Unfortunately, James Martin didn’t solve the mystery of application development when he came up with the RAD framework. RAD doesn’t work for every project and, like any organizational methodology, shouldn’t be used indiscriminately. But it does work well in a few specific instances, which we’ll discuss below.
When you need to get something done quickly
It’s all in the name here. If you’re working on a tight deadline, you should consider using RAD, as you’ll produce a working system more quickly than with more traditional methods such as Waterfall. At the very least, you can produce functioning parts of systems that might be “good enough for now” solutions for clients who needed software yesterday.
When you have an available pool of users who can reliably test your prototypes
Since user feedback is one of the advantages of using RAD, you can’t skip out on that step in the process. RAD depends on constant improvements suggested by users, so you’ll need to make sure they’ll be available to collaborate with your development team throughout the process.
Providing users for testing might be part of negotiating your timeline and budget with your client. The good thing is, since you’re getting your project done quickly, users theoretically won’t need to clear much time in their schedules to test your software iterations.
When you have the budget for it
It should come as no surprise that creating a high-quality application quickly requires skill and precision.
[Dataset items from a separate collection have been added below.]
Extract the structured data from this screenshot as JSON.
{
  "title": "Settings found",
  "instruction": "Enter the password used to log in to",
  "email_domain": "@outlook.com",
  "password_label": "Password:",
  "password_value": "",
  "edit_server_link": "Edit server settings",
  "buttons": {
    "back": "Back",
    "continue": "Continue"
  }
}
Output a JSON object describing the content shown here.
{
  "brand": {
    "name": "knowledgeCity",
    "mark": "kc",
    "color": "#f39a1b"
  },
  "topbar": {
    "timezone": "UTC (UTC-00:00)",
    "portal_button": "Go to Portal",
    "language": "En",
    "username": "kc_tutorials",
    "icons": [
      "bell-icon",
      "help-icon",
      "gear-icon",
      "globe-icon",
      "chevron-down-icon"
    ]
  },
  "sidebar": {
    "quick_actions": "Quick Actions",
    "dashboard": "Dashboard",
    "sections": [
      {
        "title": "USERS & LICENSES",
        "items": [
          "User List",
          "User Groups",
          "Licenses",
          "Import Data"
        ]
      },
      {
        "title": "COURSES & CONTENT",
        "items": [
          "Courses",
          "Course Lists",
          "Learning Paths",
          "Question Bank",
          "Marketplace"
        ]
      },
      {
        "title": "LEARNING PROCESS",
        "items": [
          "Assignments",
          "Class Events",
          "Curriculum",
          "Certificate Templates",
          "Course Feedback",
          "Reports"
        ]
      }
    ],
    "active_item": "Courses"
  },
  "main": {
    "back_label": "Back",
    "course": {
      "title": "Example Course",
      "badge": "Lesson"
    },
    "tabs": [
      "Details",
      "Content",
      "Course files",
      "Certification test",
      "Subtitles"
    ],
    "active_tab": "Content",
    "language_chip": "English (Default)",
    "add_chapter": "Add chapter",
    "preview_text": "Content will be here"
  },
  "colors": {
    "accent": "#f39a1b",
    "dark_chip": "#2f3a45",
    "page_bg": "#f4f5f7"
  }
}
That means hiring talented designers and engineers. And that means paying them their deserved higher salaries. If you skip out on hiring a skilled team, you might find that you get what you pay for, as work done hastily but shoddily isn’t likely to meet your clients’ expectations.
Alternatives to rapid application development
There are lots of ways to develop software outside of the RAD system. But we’re going to focus on the two that address the main criticisms of RAD.
If your criticism of RAD is that it’s not structured enough, you can always go back to the Waterfall methodology. As I mentioned, RAD was created in response to the inadequacies of Waterfall for software development.
While Waterfall isn’t a go-to for most modern developers, it can work well, for example, if you’re working in a very structured environment. So if your client is a large corporation, Waterfall might be the more natural choice for getting your project done smoothly.
If your issue is that RAD is too expensive, lean software development might be your best bet. Lean development methodologies focus specifically on reducing waste throughout a project. That can be done by encouraging the scrapping of unneeded features early on in development or placing your team’s autonomy over your client’s needs.
While you can still use part of RAD or other methodologies when implementing lean development, the focus of lean is working on a thin budget while still creating a high-quality project.
Is your team RAD?
It’s been a couple decades since RAD first entered the software development scene. Now I want to hear from you. Does the rapid application development process still work for your team? Or have you found other methods to help organize your team?